9月の鉱工業生産はCOVID-19パンデミック前の水準に戻る(2020年11月10日付けエスタード紙)

ブラジル地理統計院(IBGE)の鉱工業部門生産調査(PIM)によると、2020年9月の前月比の鉱工業部門生産は、調査対象の15地域のうち11地域で増加を記録、また9州でCOVID-19パンデミック前の水準に回復している。

9月の鉱工業部門生産がCOVID-19パンデミック前の水準に回復した州は、アマゾナス州、セアラー州、ミナス州、ゴイアス州、サンパウロ州、パラー州、サンタ・カタリーナ州、パラナ州並びに南大河州となっている。

ブラジル国内の鉱工業部門生産を牽引するサンパウロ州の9月の鉱工業生産は、前月比5.0%増加で5か月連続で増加を記録。過去5か月間の累計伸び率は46.6%増加して、COVID-19パンデミック前の2月の生産を4.4%上回っている。

9月の鉱工業部門生産で最も増加したのはパラナ州の7.7%増加、特に自動車部門並びに機械・装置部門の生産増加が牽引、COVID-19パンデミック前の2月の生産を0.5%上回っている。

9月のリオ州の鉱工業部門生産は、マイナス3.1%で州別では最悪のインパクトを記録、今年5月~8月までの4か月間の累計生産は19.8%を記録していた。また燃料・石油派生品部門の落込みが激しくCOVID-19パンデミック前の2月の生産よりもマイナス2.6%に留まっている。

9月のペルナンブーコ州の鉱工業生産はマイナス1.3%、COVID-19パンデミック前の2月の生産よりもマイナス0.3%に留まっているが、8月は2月の水準まで回復していた。

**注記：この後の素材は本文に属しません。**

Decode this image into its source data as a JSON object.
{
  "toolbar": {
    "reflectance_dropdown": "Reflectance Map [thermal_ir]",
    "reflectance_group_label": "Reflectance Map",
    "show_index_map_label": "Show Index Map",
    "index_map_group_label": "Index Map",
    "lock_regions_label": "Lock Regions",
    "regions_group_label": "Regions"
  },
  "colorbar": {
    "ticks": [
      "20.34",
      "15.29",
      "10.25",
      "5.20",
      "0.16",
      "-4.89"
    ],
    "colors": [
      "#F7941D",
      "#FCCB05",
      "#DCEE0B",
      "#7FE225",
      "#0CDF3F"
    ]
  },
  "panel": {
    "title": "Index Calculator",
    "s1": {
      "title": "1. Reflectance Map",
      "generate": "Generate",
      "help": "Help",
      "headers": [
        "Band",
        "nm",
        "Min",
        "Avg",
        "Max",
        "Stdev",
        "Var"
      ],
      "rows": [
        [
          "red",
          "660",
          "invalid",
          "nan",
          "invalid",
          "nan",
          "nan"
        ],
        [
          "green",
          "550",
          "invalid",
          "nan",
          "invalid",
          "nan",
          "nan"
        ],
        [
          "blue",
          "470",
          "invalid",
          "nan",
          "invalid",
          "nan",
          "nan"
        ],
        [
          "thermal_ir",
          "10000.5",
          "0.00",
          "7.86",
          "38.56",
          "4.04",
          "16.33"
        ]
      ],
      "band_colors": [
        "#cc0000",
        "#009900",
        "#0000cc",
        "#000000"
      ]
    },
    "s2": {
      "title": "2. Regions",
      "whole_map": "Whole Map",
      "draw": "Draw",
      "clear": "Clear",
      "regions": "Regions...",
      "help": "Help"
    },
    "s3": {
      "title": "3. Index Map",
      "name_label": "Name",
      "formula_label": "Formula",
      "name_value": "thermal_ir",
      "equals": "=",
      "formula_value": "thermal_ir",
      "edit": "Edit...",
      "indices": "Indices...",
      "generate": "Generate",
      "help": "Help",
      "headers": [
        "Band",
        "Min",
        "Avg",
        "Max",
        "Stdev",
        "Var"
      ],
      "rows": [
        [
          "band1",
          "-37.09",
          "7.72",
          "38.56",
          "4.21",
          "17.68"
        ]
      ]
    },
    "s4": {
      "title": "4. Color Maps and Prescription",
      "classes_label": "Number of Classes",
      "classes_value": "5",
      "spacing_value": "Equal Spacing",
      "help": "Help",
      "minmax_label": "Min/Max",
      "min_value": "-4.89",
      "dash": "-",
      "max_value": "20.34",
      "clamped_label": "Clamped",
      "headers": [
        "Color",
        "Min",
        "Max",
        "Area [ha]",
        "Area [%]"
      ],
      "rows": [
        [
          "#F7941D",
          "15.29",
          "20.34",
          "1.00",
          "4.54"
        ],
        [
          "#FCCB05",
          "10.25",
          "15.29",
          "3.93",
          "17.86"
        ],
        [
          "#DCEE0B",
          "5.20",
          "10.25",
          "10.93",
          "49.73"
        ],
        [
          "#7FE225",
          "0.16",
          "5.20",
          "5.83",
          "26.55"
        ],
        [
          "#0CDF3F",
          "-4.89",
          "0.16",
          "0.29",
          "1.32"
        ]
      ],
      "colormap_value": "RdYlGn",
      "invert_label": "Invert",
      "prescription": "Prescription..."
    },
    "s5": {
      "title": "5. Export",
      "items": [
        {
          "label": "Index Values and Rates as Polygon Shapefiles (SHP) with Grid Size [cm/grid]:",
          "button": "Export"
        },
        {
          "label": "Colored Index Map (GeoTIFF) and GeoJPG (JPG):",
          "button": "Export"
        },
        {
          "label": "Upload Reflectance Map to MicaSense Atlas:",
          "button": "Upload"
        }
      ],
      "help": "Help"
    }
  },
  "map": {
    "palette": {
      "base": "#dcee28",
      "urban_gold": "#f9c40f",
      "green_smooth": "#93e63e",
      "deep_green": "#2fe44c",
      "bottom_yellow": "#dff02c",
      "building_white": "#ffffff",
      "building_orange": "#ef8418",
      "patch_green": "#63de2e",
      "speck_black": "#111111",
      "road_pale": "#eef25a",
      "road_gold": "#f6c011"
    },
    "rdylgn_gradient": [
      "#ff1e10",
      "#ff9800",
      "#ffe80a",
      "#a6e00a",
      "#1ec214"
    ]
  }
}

また今年9月のブラジルの鉱工業部門生産は前年同月比3.4%増加、調査対象の15地域のうち12地域で増加、2019年11月から10か月ぶりに増加に転じている。

9月のサンパウロ州の鉱工業生産は、特に砂糖生産の大幅増加を記録した食品部門並びに石油派生品部門生産が牽引して、前年同月比4.9%増加している。

前期同様にアマゾナス州は14.2%、パラー州8.1%、セアラー8.5%、サンタ・カタリーナ州7.6%それぞれ増加した一方で、エスピリット・サント州はマイナス11.0%、マット・グロッソ州マイナス6.2%、バイア州はマイナス1.9%であった。